The Africa Continental Free Trade Area (AfCFTA) Secretariat has urged Small and Medium Enterprises (SMEs) to collaborate and embrace the tenets of the Agreement to overcome any trade barriers.
Mr. Silver Ojakol, Chief of Staff of the AfCFTA Secretariat, asserted that the agreement is not for big corporations, indicating that the agreement is designed and framed for the women and young men, who on a daily basis face challenges across the continent when crossing neighbouring borders to trade in goods and services.
Mr. Silver Ojakol noted that “If African countries came together and achieved just one percentage increase in trade amongst itself, we would earn 70 billion dollars, which will be higher than the 58 billion dollars given by donors as development assistance,” he said.
Mr. Ojakol made the call on behalf of the Secretary General, Wamkele Mene at the 2023 Regional Integration Issues Forum (RIIF) dubbed the SME Conference in Accra, Ghana.
Mr Ian Mashingaidze, the interim Director of programs at ACBF, on his part, stated that the Foundation’s Strategic Plan for 2023-2027 places a strong focus on ‘Trade as an Engine of Economic Development’ as one of the key impact areas and provides targeted capacity building support to governments, policymakers, institutions, and individuals involved in the AfCFTA implementation process.

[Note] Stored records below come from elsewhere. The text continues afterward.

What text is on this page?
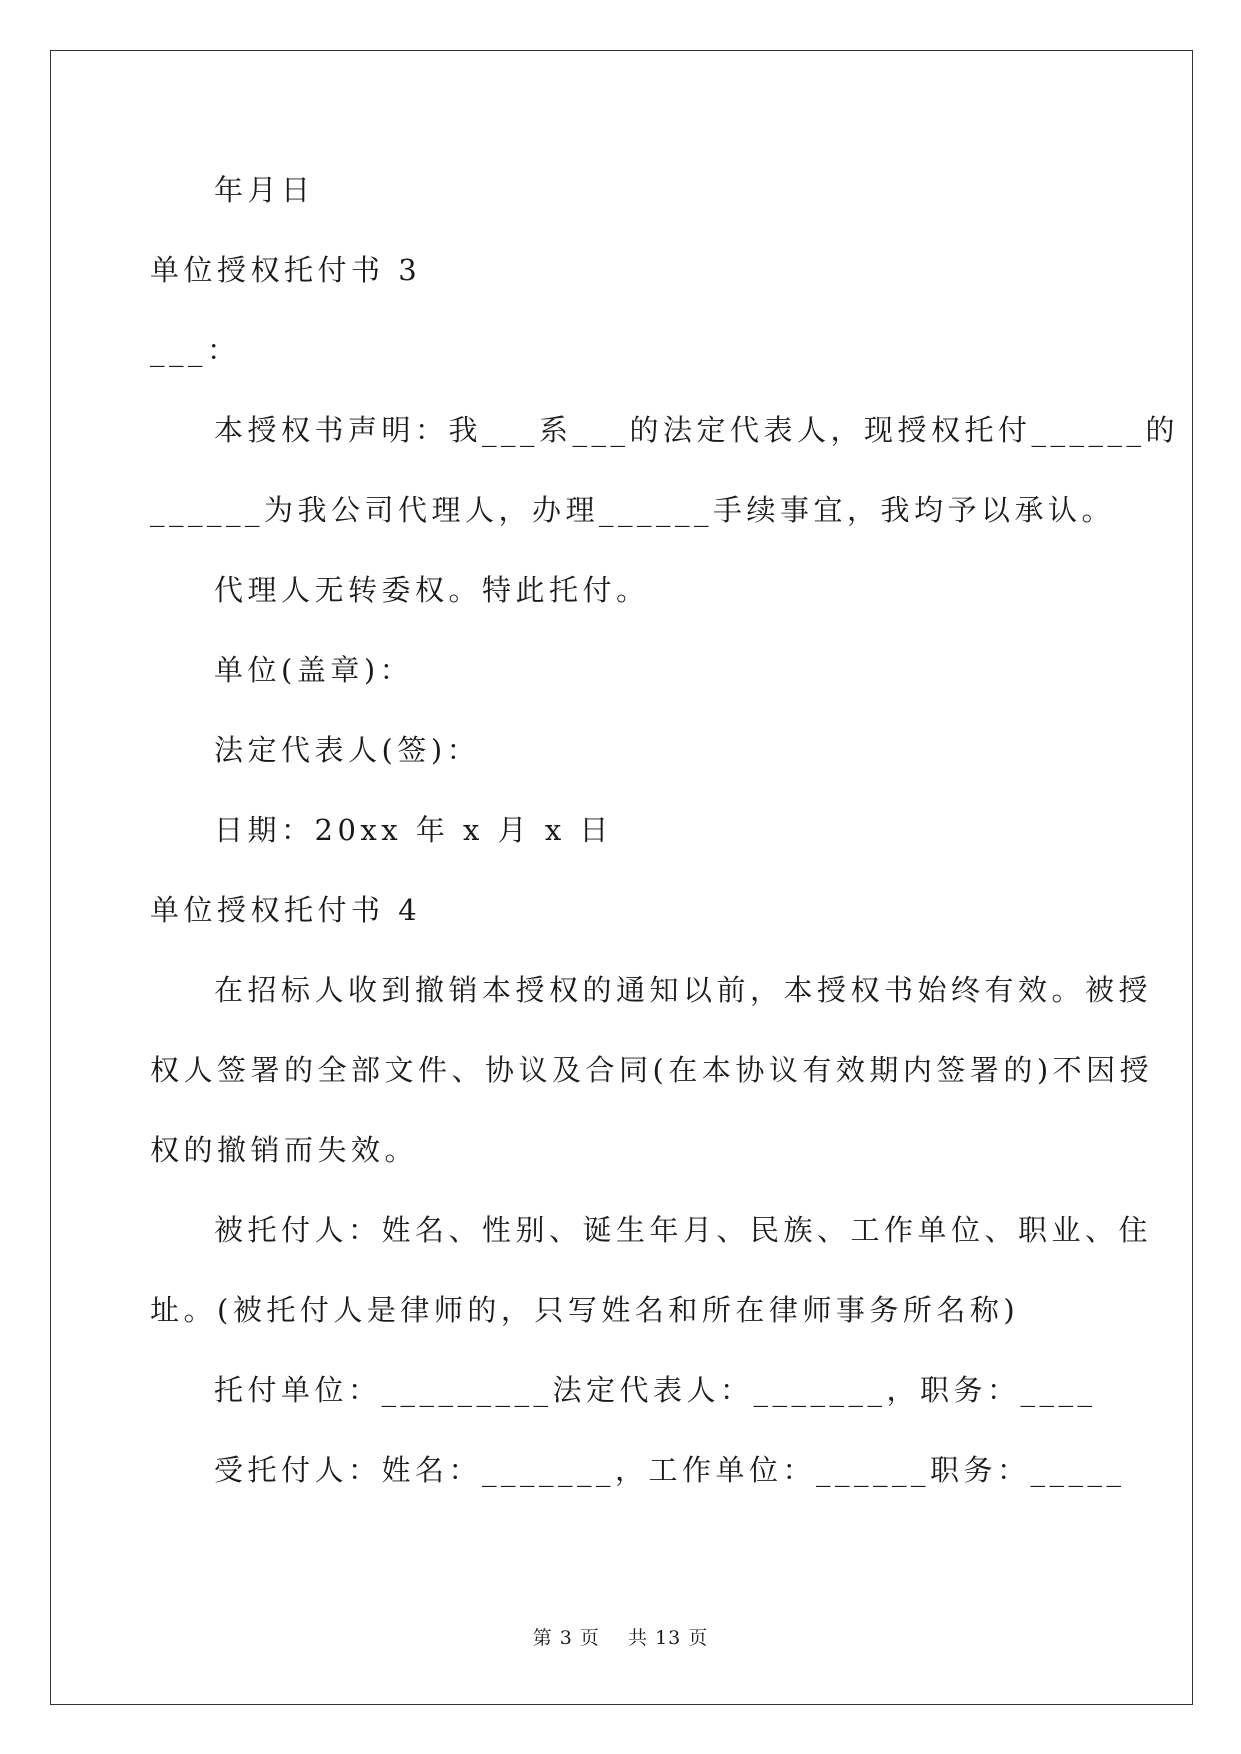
年月日
单位授权托付书 3
___：
本授权书声明：我___系___的法定代表人，现授权托付______的
______为我公司代理人，办理______手续事宜，我均予以承认。
代理人无转委权。特此托付。
单位(盖章)：
法定代表人(签)：
日期：20xx 年 x 月 x 日
单位授权托付书 4
在招标人收到撤销本授权的通知以前，本授权书始终有效。被授
权人签署的全部文件、协议及合同(在本协议有效期内签署的)不因授
权的撤销而失效。
被托付人：姓名、性别、诞生年月、民族、工作单位、职业、住
址。(被托付人是律师的，只写姓名和所在律师事务所名称)
托付单位：_________法定代表人：_______，职务：____
受托付人：姓名：_______，工作单位：______职务：_____
第 3 页    共 13 页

Prof. Lehlohonolo Tlou, Executive Director at CRIA said the importance of capacity building and equipping SMEs with the requisite skills and knowledge to break intra-Africa trade barriers and produce what it needs. She lamented that 60 years after the establishment of the Organisation of Africa Unity and the African Union, intra-African trade was abysmally low at 16 per cent and “Africa still produces what it does not consume and consumes what it does not produce.”
“The 2023 RIIF conference was convened as part of measures to raise awareness of the benefits of the AfCFTA, build capacity for SMEs to access regional markets; and encourage SMEs to explore partnerships for establishing regional value chains,” Prof. Lehlohonolo Tlou added.

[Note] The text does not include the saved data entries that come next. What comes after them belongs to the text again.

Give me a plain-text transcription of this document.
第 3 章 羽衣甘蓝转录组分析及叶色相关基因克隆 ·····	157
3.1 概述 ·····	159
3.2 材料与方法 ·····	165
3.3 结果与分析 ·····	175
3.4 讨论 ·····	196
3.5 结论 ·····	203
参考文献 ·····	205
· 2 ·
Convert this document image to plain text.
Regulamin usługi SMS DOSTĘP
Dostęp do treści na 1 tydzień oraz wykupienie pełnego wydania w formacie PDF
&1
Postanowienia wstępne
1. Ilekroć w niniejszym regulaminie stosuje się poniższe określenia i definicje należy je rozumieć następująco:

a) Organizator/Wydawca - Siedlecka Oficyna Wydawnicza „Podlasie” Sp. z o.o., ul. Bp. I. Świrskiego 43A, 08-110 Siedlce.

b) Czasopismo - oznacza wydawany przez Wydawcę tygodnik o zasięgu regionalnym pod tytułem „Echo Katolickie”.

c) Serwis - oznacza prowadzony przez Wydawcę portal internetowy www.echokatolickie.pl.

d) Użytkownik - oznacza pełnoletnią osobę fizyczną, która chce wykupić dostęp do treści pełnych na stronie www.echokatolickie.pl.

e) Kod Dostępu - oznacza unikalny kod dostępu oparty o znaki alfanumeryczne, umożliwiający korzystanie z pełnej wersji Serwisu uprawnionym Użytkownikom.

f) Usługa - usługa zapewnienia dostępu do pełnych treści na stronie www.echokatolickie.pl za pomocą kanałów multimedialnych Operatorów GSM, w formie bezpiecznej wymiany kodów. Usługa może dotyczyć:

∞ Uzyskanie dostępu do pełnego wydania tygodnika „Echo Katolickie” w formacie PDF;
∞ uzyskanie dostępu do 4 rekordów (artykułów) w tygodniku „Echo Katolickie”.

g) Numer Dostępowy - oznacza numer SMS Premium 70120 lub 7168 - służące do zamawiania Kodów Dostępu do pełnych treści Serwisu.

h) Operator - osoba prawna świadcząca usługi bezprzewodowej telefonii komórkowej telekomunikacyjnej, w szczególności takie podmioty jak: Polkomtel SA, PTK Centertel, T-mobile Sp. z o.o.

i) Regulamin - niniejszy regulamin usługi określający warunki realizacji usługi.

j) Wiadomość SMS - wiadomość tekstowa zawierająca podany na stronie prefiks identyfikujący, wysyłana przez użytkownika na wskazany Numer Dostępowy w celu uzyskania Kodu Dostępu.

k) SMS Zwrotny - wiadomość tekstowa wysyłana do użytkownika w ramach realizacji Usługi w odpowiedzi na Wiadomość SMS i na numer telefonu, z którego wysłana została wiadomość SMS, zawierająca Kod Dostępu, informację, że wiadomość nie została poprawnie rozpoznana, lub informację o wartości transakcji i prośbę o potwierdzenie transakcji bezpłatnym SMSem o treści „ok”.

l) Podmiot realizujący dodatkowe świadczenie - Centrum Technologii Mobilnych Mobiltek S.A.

The Need for Intra-Africa Trade
Prof. Samuel Bonsu, Rector at GIMPA, reiterated the fact that Africa has the youngest population and the need for intra-Africa trade to transform resources into better value could not have come at a better time. “Africa has 420 million people aged 15 to 25 representing 40 per cent of the total population, and 70 per cent of the African population is below 35,” he said.
Prof. Samuel Bonsu expressed hope that GIMPA as an institution of higher learning was better positioned to work with CRIA, ACBF and other partners to foster trade on the African continent by empowering businesses and leaders to develop policies and initiatives that are relevant to support SME growth on the continent.
RIIF is a sensitization mechanism and an interface platform for stakeholders involved in regional integration and continental trade initiatives aimed at increasing awareness of the AfCFTA and its benefits for SMEs, as well as to strengthen SMEs’ capacity to engage in intra-African trade. The two-day SME conference is under the theme: “breaking business barriers for AfCFTA Acceleration.”
The conference was organized by the Centre for regional Integration Africa (CRIA), the African Capacity Building Foundation (ACBF), in collaboration with the Ghana Institute of Management and Public Administration (GIMPA), and the African Continental Free Trade Area (AfCFTA) Secretariat with the support from Afreximbank.
The conference brought together over 150 participants from across Africa, including government officials, business leaders, academia, and civil society representatives. The participants discussed a wide range of issues related to AfCFTA implementation, including trade barriers, infrastructure, and access to finance.